Flamininus went about Greece, and some he persuaded not to revolt, others already revolted he won back, except the AEtolians and a few towns elsewhere. The AEtolian league had bound itself to Antiochus and was forming a union out of some states that were willing and others that were unwilling. Antiochus in spite of the winter time hastened forward to fulfill the hopes of the AEtolians, and this explains why he did not bring along a respectable force. With what he had, however, he took Chalcis and gained control of the rest of Euboea. Finding some Romans among the captives he released them all. Then he entered Chalcis to spend the winter, [Sidenote: FRAG. 59^1] WITH THE RESULT THAT HE HIMSELF AND HIS GENERALS AND HIS SOLDIERS HAD THEIR MENTAL ENERGIES RUINED BEFOREHAND; FOR BY HIS GENERAL INDOLENCE AND HIS PASSION FOR A CERTAIN GIRL HE DRIFTED INTO LUXURIOUS LIVING AND AT THE SAME TIME RENDERED THE BEST UNFIT FOR WARFARE.

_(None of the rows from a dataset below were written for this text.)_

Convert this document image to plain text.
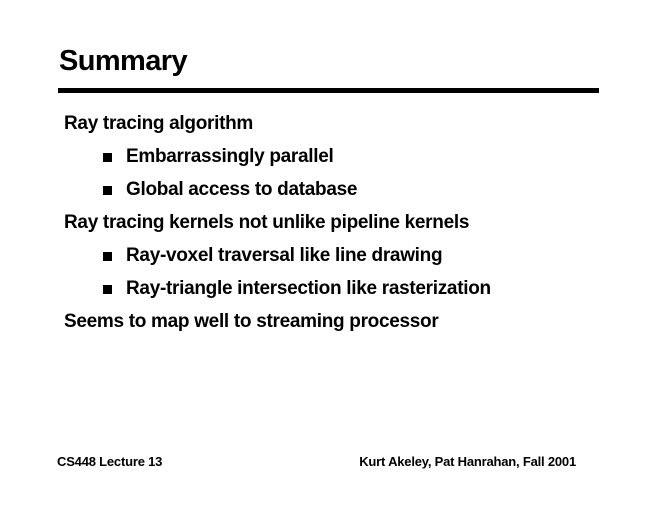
Summary
Ray tracing algorithm
Embarrassingly parallel
Global access to database
Ray tracing kernels not unlike pipeline kernels
Ray-voxel traversal like line drawing
Ray-triangle intersection like rasterization
Seems to map well to streaming processor
CS448 Lecture 13	Kurt Akeley, Pat Hanrahan, Fall 2001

The people of Rome learning that he was in Greece and had captured Chalcis took up the war in earnest. [Sidenote: B.C. 191 (a.u. 563)] Of the consuls they retained Scipio Nasica to guard Italy and sent Manius Glabrio with a large army into Greece. Nasica conducted a war against the Boii, and Glabrio drove Antiochus out of Greece. He also went to Thessaly and with the help of Baebius and Philip gained control of many of the towns there. He captured Philip of Megalopolis and sent him to Rome, and drove Amynander out of his domain, which he then gave to the Macedonian ruler.

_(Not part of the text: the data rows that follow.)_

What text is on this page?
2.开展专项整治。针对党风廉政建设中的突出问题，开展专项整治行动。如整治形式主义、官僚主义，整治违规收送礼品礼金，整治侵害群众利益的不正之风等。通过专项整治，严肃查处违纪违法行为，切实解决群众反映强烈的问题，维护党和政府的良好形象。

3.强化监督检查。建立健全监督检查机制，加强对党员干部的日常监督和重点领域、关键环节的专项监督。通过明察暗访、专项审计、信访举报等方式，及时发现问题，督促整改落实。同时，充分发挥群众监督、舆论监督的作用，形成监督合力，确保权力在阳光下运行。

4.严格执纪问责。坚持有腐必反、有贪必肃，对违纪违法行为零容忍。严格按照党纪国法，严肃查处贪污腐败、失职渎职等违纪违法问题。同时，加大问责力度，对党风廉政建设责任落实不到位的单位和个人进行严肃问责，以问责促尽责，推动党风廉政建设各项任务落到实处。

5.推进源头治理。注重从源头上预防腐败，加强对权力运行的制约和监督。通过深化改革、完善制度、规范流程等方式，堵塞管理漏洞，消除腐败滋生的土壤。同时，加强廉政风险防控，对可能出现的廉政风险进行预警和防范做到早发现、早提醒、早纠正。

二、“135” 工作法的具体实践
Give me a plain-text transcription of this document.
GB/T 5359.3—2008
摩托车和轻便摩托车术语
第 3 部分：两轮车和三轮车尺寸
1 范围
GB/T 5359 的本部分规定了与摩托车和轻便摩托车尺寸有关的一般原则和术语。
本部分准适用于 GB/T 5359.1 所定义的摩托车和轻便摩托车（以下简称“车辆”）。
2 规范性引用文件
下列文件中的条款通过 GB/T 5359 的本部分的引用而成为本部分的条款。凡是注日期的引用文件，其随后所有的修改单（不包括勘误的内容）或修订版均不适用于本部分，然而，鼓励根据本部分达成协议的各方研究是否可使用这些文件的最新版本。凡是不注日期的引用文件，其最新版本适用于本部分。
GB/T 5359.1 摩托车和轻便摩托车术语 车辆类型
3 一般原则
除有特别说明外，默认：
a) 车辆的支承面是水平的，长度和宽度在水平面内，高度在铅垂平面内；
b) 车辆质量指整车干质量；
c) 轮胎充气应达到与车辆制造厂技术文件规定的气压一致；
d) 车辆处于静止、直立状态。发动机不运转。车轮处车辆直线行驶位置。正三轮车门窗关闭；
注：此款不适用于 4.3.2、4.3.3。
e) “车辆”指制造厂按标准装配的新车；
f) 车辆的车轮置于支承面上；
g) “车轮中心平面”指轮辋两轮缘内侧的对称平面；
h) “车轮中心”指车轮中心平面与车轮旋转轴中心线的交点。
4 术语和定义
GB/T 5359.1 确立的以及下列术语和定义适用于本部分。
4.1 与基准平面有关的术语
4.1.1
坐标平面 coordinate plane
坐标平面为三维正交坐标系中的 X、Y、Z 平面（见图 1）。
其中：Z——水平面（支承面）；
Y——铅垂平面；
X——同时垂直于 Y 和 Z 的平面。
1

Antiochus meanwhile was staying at Chalcis and keeping quiet. Afterward he entered Boeotia and at Thermopylae withstood the Romans who came to meet him. Considering the fewness of his soldiers he thought it best to seek an ally in the natural advantages of his position. And in order to avoid having himself such an experience as the Greeks had met who were arrayed there against the Persian he sent a division of the AEtolians up to the summit of the mountains to keep guard there. Glabrio cared little for the location and did not postpone a battle: however, he despatched his lieutenants Porcius Cato and Valerius Flaccus by night against the AEtolians on the summit and himself engaged in conflict with Antiochus just about dawn. As long as he fought on level ground he had the best of it, but when Antiochus fell back to a position higher up, he found himself inferior till Cato arrived in the enemy’s rear. Cato had come upon the AEtolians asleep and had killed most of them and scattered the rest; then he hurried down and participated in the battle going on below. So they routed Antiochus and captured his camp. The king forthwith retired to Chalcis, but learning that the consul was approaching went back unobserved to Asia.